The Henson Journals

Sun 28 April 1929

Volume 48, Pages 63 to 64

[63]

4th Sunday after Easter, April 28th, 1929.

Rain fell during the night, and was still falling when the day came. If it would continue for the next 24 hours, and be accompanied by a rise in the temperature, it would rank as a national benefit, & might even affect the Election!
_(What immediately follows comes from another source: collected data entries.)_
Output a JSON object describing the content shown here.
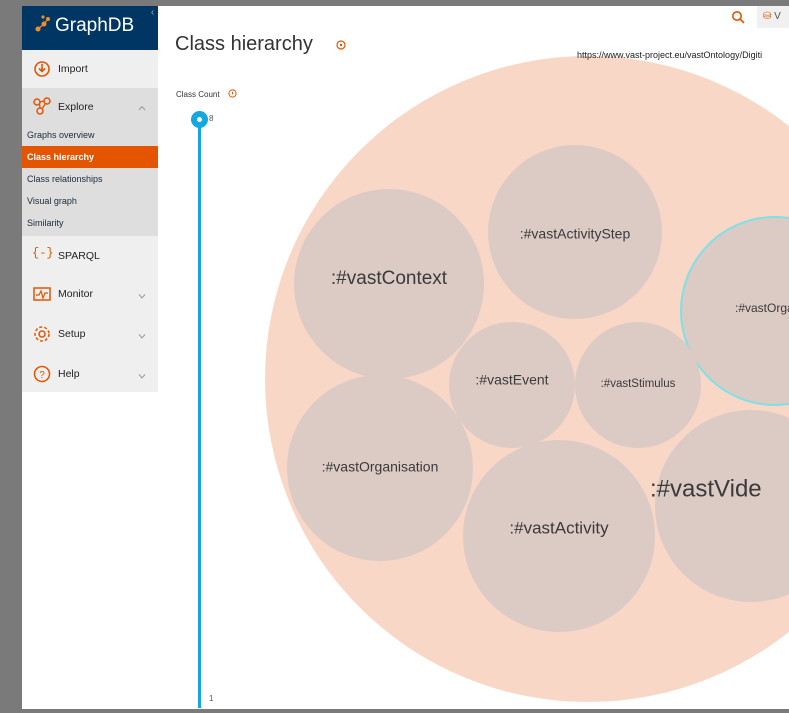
{
  "app": {
    "name": "GraphDB"
  },
  "sidebar": {
    "items": [
      {
        "label": "Import",
        "icon": "import-icon"
      },
      {
        "label": "Explore",
        "icon": "explore-icon"
      },
      {
        "label": "SPARQL",
        "icon": "sparql-icon"
      },
      {
        "label": "Monitor",
        "icon": "monitor-icon"
      },
      {
        "label": "Setup",
        "icon": "setup-icon"
      },
      {
        "label": "Help",
        "icon": "help-icon"
      }
    ],
    "explore_subitems": [
      {
        "label": "Graphs overview",
        "active": false
      },
      {
        "label": "Class hierarchy",
        "active": true
      },
      {
        "label": "Class relationships",
        "active": false
      },
      {
        "label": "Visual graph",
        "active": false
      },
      {
        "label": "Similarity",
        "active": false
      }
    ]
  },
  "header": {
    "lang_button": "V"
  },
  "page": {
    "title": "Class hierarchy",
    "graph_uri": "https://www.vast-project.eu/vastOntology/Digiti"
  },
  "slider": {
    "label": "Class Count",
    "max": "8",
    "min": "1"
  },
  "bubbles": [
    {
      "label": ":#vastContext"
    },
    {
      "label": ":#vastActivityStep"
    },
    {
      "label": ":#vastOrganis"
    },
    {
      "label": ":#vastEvent"
    },
    {
      "label": ":#vastStimulus"
    },
    {
      "label": ":#vastOrganisation"
    },
    {
      "label": ":#vastActivity"
    },
    {
      "label": ":#vastVide"
    }
  ],
  "colors": {
    "sidebar_header": "#003663",
    "active_item": "#e35500",
    "outer_bubble": "#f8d7c6",
    "inner_bubble": "#dccbc5",
    "slider": "#14a7e1",
    "highlight_stroke": "#7fe0e6"
  }
}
The chapel being in the dirt and dust of Dilapidations work, Ella and I attended the celebration at St Anne's, and received the Holy Communion together. The curate, Hamilton, celebrated reverently, and I noted with satisfaction that the service was that which the Prayer Book orders. I was pleased to see Alexander, John, Mrs Berry, & one of the maids among the communicants. I had said nothing to Ken, so that their attendance was entirely voluntary, & may be fairly taken as disclosing a pious purpose. Religion is so easily conventionalized, and becomes the victim of every kind of irrelevant interest so readily, that one must needs welcome any indication, however slight, that suggests an element of spontaneity in its observances. [64] The rest of the day I spent in writing letters, walking around the Park in the rain, and reading – an idle Sunday. Inter alia I read through the prooss of "Disestablishment", which had come in during my absence, and been corrected by Lionel. The time is unusually unfavourable to the poor book, for while the General Election will absorb public attention, the King's illness has thrown a fresh veil of sentiment over the monarchy, & made the mere notion of Disestablishment more than ever repugnant. I am not satisfied with the book itself, which is ill constructed, ill–expressed, and not adequate to the occasion & the theme. But I was tired when I wrote it, and the consciousness of universal disapprobation is not exhilarating. Moreover, the public is "fed up" with ecclesiastical affairs, & only desires to forget the miserable Prayer Book business. I have the odious aspect of "a troubles of Israel"!